Intravenous administration of drugs is the riskiest way to use drugs. When you street drugs, the majority of the risk is related to the needle. The drugs are dangerous, and usually, there’s no way to know how strong they are or what else may be in them. It’s even unsafe to use them along with other substances like alcohol, marijuana, and prescription drugs.
Some drugs that can be injected are:
- Bath Salts
- Prescription drugs like Vicodin and Adderall
Using drugs intravenously, a person has most likely a progressed form of addiction. Besides addiction to the drug, being more likely to overdose, many other major health concerns follow the repeated injection of drugs.
Dangers of Abscesses from Injecting Drugs
Besides viruses, other health issues can come over time with repeated injection of drugs. There is the damage that can be done to internal organs of course but there are many different types of damage a user can do to their skin as well. This can be a result of injecting regularly, using potentially tainted needles, or injecting into fat or muscle by accident due to missing the vein, and injected right under the skin called “skin popping.” This can result in a painful lump that could potentially cut off blood flow to the area.
Other skins problems that can arise are:
- Heavy bruising
- Severe bacterial skin infections like cellulitis
- Fungal infections
Bacterial infections can cause serious complications and even death. If not treated. One such common bacterial infection is abscessed. According to the National Institute of Health (NIH), abscesses are subcutaneous masses, filled with pus and debris, resulting from one’s bodily defenses against an outside infectious agent. Abscesses result from the introduction of an infectious agent, often Staphylococcus aureus, into the body through unsterile injection equipment or unclean skin.
As time goes on and the skin gets infected, the body’s immune system tries to fight the infection, which causes inflammation from white blood cells sent to the infection site. Pus forms from the resulting mixture of germs, dead tissue, and white blood cells, both dead and living.

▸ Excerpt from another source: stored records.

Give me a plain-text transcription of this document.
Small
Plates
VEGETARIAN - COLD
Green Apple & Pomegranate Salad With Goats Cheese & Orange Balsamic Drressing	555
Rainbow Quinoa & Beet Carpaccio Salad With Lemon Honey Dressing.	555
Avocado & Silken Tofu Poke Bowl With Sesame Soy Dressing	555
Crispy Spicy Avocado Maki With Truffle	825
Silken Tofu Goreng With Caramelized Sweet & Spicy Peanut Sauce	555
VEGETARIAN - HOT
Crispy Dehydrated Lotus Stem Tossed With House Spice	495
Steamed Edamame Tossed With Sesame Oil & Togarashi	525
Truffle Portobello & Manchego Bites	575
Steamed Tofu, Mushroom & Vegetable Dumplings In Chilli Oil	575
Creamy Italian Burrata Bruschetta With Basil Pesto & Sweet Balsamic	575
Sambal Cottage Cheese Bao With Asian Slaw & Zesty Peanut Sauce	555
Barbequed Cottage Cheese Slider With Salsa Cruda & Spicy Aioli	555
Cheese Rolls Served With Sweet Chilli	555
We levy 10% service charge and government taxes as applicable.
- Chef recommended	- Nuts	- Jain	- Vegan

Whether at home or a medical center, abscesses must be treated. Applying Keeping it free from contamination and warm compresses are important steps to take. A doctor may prescribe an antibiotic to treat an abscess that is large or has become infected.
Recognizing an Abscesses
Abscesses are usually easy to recognize. Abscesses are typical:
- A round or oval-shaped mass with dark puss at the center
- Located anywhere on the body, but mostly at or around the injection site
- Painful, swollen, and tender to the touch
- If allowed to grow unchecked, the abscess may spread into the bloodstream or into deeper tissues, where the septic contents can create further health complications
Complications of an Untreated Abscesses
Though skin abscesses can resolve on their own, they can lead to the following complications if left untreated:
- Swollen lymph nodes
- Sepsis, or the spreading of the infection throughout the body
- Skin tissue death (gangrene and possible limb amputation)
- Endocarditis (inflammation of the heart lining)
- Infection of the bone (osteomyelitis)
- Recurrent skin infection
Treating an IV Drug Use Abscesses
If an intravenous drug user is unable or unwilling to visit a physician for treatment, smaller, more superficial abscesses can be treated at home. Larger abscesses, or abscesses with surrounding red streaks, will need to be treated professionally.